Ma i sindacati dimostrano con i fatti di non aver bisogno di questa fiducia quando si oppongono spesso, nella proclamazione degli scioperi, all'adozione del metodo del referendum preventivo tra i lavoratori, e la ragione è semplice, perché non è importante ottenere risultati a favore dei lavoratori, ma a favore dei rispettivi partiti politici che sponsorizzano.

E' poi quantomeno altamente sospetto che le sigle sindacali rifuggano dal rendere noti il numero dei loro iscritti. Nessuno deve sapere dietro a ogni sigla quanti siano realmente i tesserati, ed è proprio con questo equivoco che proclamano scioperi che sarebbero semplicemente da ridere. Ad esempio nel 2007, la più piccola delle 13 sigle sindacali dell'ENAV, l'ente dei controllori di volo, possedeva cinque tesserati, e questa forza sindacale è riuscita a far cancellare, proclamando uno sciopero, ben 320 voli in un solo giorno.

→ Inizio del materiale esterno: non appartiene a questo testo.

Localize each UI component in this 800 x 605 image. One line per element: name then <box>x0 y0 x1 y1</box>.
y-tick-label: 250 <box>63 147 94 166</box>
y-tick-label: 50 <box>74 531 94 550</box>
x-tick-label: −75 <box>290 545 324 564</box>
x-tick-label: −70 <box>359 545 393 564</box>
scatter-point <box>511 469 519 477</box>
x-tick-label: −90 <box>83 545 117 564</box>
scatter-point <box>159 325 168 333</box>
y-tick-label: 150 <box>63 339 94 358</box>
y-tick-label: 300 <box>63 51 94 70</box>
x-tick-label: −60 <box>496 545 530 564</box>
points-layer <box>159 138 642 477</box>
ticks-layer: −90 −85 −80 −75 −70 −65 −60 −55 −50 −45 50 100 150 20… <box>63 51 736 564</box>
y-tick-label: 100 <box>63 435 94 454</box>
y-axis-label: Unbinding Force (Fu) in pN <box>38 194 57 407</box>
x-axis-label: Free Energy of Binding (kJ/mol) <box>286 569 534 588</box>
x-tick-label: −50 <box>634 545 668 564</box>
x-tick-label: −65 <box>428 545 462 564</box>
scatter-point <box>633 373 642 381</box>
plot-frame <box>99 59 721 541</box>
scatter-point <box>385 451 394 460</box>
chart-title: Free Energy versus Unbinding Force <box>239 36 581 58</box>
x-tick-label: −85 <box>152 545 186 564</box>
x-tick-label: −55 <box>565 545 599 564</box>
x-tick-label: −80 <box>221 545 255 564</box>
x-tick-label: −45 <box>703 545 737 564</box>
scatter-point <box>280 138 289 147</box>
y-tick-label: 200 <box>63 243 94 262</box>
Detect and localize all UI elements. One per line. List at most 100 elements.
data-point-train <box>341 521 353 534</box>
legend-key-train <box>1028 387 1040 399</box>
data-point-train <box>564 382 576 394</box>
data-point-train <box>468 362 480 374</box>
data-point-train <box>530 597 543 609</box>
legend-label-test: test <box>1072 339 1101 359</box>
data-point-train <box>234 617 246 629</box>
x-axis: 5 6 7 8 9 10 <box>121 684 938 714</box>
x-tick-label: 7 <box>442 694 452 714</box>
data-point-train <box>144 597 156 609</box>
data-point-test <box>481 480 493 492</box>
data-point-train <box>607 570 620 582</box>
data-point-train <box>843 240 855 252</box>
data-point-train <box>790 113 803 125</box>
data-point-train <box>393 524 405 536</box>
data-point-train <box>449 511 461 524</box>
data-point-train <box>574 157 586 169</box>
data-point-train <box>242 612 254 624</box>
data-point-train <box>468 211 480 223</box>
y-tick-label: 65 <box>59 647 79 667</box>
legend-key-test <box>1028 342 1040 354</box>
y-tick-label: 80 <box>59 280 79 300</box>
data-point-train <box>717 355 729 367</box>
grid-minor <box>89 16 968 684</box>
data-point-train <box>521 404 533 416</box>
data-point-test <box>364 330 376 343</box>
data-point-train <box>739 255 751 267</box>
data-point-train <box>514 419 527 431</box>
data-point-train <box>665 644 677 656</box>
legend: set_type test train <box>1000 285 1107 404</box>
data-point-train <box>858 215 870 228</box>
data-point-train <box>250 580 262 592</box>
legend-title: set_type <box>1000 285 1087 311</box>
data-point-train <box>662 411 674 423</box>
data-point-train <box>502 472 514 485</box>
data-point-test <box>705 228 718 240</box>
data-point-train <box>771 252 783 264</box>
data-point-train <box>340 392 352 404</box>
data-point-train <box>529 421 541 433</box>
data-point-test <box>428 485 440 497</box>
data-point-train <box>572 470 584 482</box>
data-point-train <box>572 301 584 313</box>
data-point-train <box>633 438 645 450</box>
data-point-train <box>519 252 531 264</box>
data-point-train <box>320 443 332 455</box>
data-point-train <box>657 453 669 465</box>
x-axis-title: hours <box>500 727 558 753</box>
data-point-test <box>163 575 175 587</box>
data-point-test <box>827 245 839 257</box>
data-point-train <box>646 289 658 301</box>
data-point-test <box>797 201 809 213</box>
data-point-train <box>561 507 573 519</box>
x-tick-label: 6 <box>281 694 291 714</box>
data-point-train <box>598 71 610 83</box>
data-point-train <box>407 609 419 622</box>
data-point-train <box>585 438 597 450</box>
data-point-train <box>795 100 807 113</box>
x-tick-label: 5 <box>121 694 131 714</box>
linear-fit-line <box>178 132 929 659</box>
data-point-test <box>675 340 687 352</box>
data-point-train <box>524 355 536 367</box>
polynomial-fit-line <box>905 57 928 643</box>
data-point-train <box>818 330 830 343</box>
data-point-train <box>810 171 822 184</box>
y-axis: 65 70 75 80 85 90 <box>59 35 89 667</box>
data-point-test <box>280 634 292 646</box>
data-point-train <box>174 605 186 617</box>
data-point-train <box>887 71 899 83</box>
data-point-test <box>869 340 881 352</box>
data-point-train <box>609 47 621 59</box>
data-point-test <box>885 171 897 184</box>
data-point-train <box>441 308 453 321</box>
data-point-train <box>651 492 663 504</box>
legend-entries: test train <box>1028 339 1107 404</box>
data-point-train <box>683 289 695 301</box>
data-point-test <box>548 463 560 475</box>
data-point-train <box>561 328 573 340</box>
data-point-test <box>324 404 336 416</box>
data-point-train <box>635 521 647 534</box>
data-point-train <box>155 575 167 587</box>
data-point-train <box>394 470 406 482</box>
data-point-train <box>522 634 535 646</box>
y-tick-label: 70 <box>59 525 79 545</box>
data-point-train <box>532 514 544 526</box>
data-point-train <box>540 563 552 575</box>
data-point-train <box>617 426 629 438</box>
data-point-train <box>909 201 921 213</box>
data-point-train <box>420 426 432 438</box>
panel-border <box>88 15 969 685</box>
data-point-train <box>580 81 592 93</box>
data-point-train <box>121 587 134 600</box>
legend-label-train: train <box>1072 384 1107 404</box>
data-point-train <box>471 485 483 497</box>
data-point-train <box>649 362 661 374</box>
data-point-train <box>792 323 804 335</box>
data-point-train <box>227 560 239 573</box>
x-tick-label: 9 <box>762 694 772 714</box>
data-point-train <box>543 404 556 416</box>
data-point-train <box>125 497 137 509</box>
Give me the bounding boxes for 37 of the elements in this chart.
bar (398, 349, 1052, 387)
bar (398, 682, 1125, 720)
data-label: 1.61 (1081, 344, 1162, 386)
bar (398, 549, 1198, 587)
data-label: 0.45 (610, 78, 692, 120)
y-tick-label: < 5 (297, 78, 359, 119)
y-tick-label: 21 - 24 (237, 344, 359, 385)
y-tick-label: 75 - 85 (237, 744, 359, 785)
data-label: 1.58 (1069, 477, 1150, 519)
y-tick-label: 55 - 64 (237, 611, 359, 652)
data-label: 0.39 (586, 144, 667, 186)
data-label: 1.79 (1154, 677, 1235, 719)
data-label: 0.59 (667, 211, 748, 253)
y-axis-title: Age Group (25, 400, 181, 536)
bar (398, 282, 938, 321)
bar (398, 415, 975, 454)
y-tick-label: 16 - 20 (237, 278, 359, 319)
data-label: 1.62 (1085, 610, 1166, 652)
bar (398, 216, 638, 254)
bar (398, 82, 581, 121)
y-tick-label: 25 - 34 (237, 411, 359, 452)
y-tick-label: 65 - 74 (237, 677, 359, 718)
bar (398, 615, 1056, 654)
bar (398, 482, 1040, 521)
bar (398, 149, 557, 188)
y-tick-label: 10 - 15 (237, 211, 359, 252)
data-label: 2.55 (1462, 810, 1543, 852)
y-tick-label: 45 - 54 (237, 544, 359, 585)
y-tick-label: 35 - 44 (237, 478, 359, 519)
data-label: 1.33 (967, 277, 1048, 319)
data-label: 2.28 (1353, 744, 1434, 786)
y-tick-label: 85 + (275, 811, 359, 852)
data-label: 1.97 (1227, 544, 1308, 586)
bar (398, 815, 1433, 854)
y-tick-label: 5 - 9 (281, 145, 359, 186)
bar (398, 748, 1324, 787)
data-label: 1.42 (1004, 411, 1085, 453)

L'Alitalia è l'azienda più sindacalizzata d'Italia, contiene 43 sigle sindacali, e sono sindacalizzati il 78% tra gli assistenti di volo e l'87% dei piloti. Nel 2006 mentre tutti i contribuenti italiani ogni giorno tiravano fuori dalle loro tasche 2,5 milioni circa di euro, i dipendenti hanno fatto scioperi che, in totale, hanno causato 111 milioni di mancati introiti, e su tutto questo scempio i sindacati non hanno battuto ciglio. Privilegi che si sommano nel campo sindacale ai loro colossali organici con migliaia di dipendenti pagati dal contribuente, privilegi che hanno creato l'immenso patrimonio immobiliare, largamente detassato e i vantaggi e privilegi con i centri servizi, con i patronati etc. che lavorano in gran parte in regime di monopolio.

E allora di questo passo non ci si deve meravigliare se sprechi e privilegi dilaghino ovunque sia possibile realizzarli, quando questo esempio viene dall'alto. Risolvere i problemi dei privilegi legali ed illegali esistenti è dunque una emergenza nazionale ben maggiore di quella dei rifiuti di Napoli e dell'Alitalia e andrebbe affrontata con urgenza, tenendo conto anche tutto questo rovina l'immagine del paese. Ma per le ragioni sopra riportate, questa emergenza nessun governo ha avuto il coraggio di metterla nel suo programma e quindi non solo non sarà mai affrontata, ma neppure nessuno dei politici avra' mai l'intenzione di toccare questo sistema che garantisce saldamente la prosperità della partitocrazia.

La nuda verità è che questa è costituita da persone alle quali non importa nulla del risultato perché mirano egoisticamente al guadagno,a occupare cariche, ad acquisire potere. E tutto questo è possibile perché le stesse persone pretendono di governarci distinguendosi per la loro avidità, intrigando in ogni angolo della struttura paese.

Un programma di governo che sanasse questa emergenza sarebbe veramente in grado di far voltare pagina alla storia d'Italia.